The arctic oceans huge frozen landmass and sea ice extends 8.82 million sq miles in winter and drops down to 3.0 million sq miles in summer. There has been increasing evidence that this size is getting smaller during the past few years. As the ice cap melts, it remains as floating ice which shifts along with the currents and the winds. In oceanic travel the vagaries of shifting ice cannot be taken lightly . Our captain had indicated on the day of embarkation that circumnavigation may not be a possibility, due to sea ice blocking the meeting point of the Greenland Sea with the Arctic ocean around 78 deg N thus preventing access to the Barents Sea to complete our circumnavigation. The 60 odd passengers on board including myself were extremely disappointed for two reasons. First, a missed opportunity to cross the legendary latitude and second to miss the beautiful site of the permanent arctic ice cap about 50 feet thick, that extends all the way to the North pole about 550 miles away and beyond.

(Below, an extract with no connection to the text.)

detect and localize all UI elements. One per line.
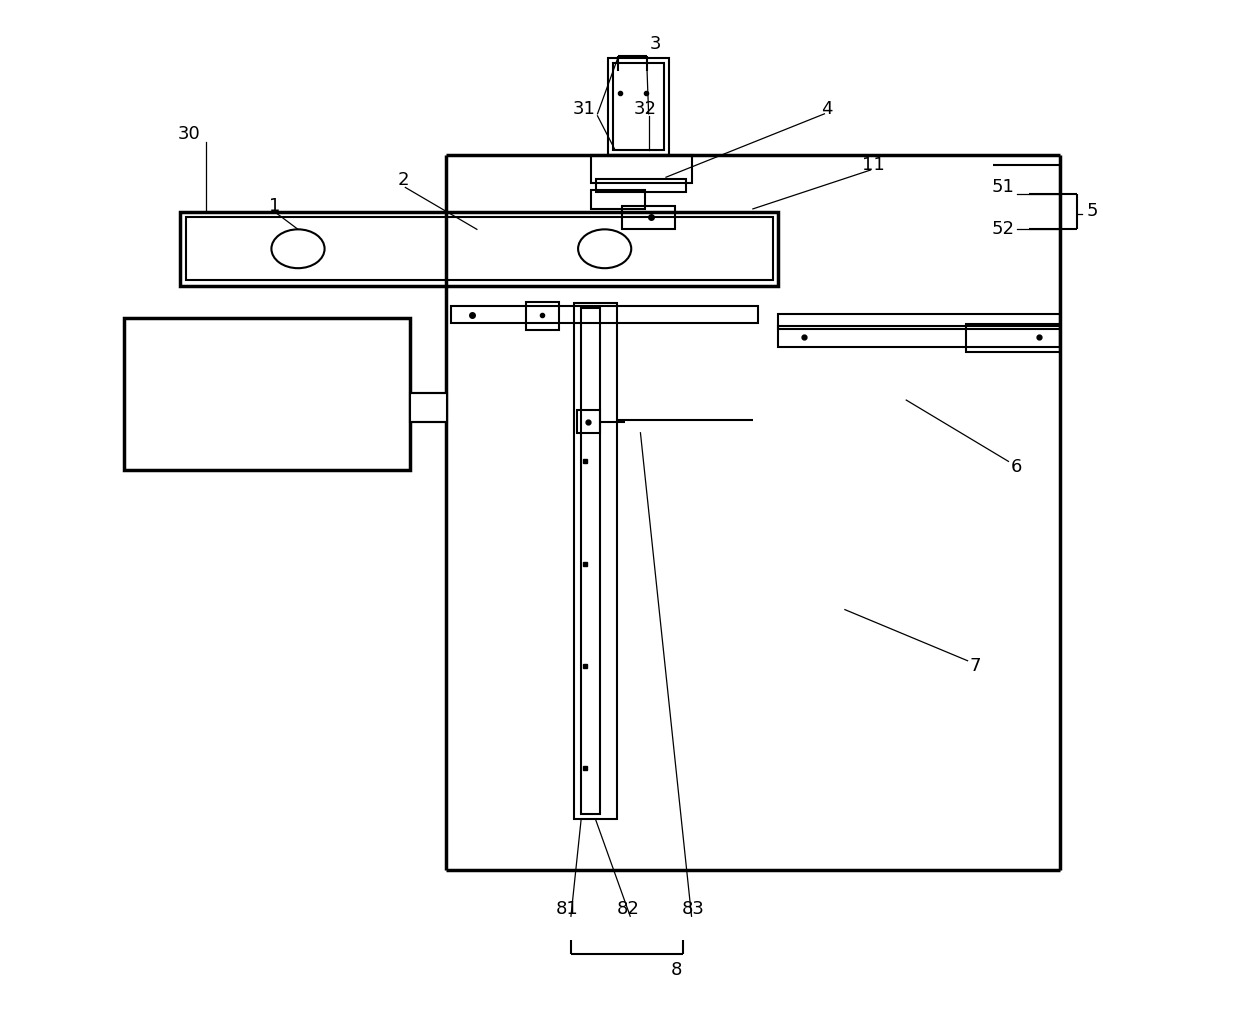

On the 7th day of our voyage, we were given the news that ice floes had shifted westwards and there was a two day window of opportunity to negotiate Moffen Island located at 80 Deg N. On July 21, 2014 at 10:10 PM I made this historic crossing. The expedition members served Bailey's on ice and all the passengers rejoiced to the blaring horns of the mighty ship. With a GPS locator on an Ipad placed on the bow of the ship, we took pictures of ourselves crossing a landmark only a few thousand have ever attempted.

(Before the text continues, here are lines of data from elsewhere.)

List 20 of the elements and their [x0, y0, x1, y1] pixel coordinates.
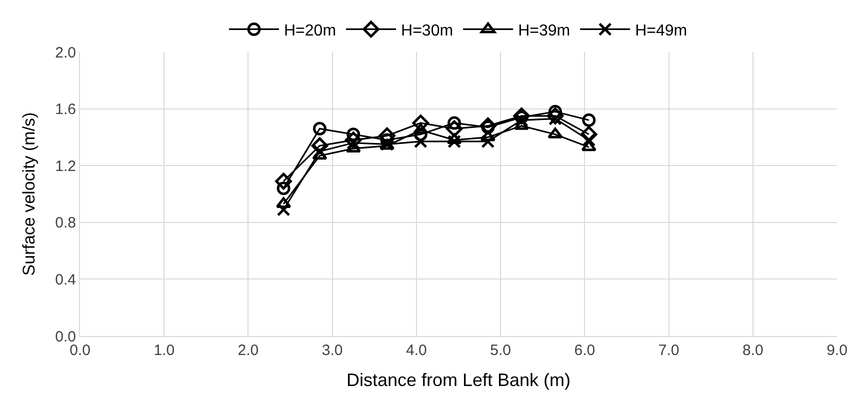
x-tick-label: 3.0 [322, 342, 343, 359]
x-tick-label: 2.0 [238, 342, 259, 359]
x-tick-label: 5.0 [490, 342, 511, 359]
y-tick-label: 2.0 [55, 44, 76, 62]
y-tick-label: 1.6 [55, 101, 76, 118]
legend-label: H=49m [635, 22, 688, 40]
x-tick-label: 1.0 [154, 342, 175, 359]
x-tick-label: 8.0 [742, 342, 764, 359]
x-tick-label: 4.0 [406, 342, 427, 359]
x-axis-title: Distance from Left Bank (m) [346, 370, 571, 390]
y-tick-label: 0.4 [55, 271, 76, 288]
x-tick-label: 9.0 [826, 342, 848, 359]
legend-label: H=30m [401, 22, 454, 40]
y-tick-label: 1.2 [55, 158, 76, 175]
x-tick-label: 6.0 [574, 342, 596, 359]
y-tick-label: 0.8 [55, 214, 76, 232]
y-axis-title: Surface velocity (m/s) [20, 112, 39, 276]
legend-label: H=39m [518, 22, 570, 40]
legend-label: H=20m [284, 22, 336, 40]
x-tick-label: 7.0 [658, 342, 680, 359]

Within a few minutes of reaching the apogee of our polar transit, the magnificent polar ice cap was visible a good 5 km away. To the uninitiated, it looked like a distant glacier, but a view from the bridge and as seen in my photographs, one could see the limitless expanse of ice that I am afraid will be nonexistent in summer over the next 50 years. With the possibility of the Northwest passage being open year round perhaps with three decades, one can imagine the industrial development around the polar regions which we all know ultimately leads to mining, pollution and blight.
Born in the rain forested region of Southern India(10.77 deg N) I had made it a point to visit some of the major rain forest eco systems in the world during the past 25 years. Little did I realize that the stark and majestic beauty of the polar regions would ultimately overwhelm my senses. My polar bug has indeed bitten me deep. In 2015, I am planning a trip from Nunavut/ Baffin Island area of the Canadian Arctic to the west coast of Greenland. The Davis strait that separates Canada from Greenland has some of the largest icebergs in the northern hemisphere. Another trip in the oven is to visit the distant south Georgia Islands in the Antarctic convergence while making another stab at Antarctica.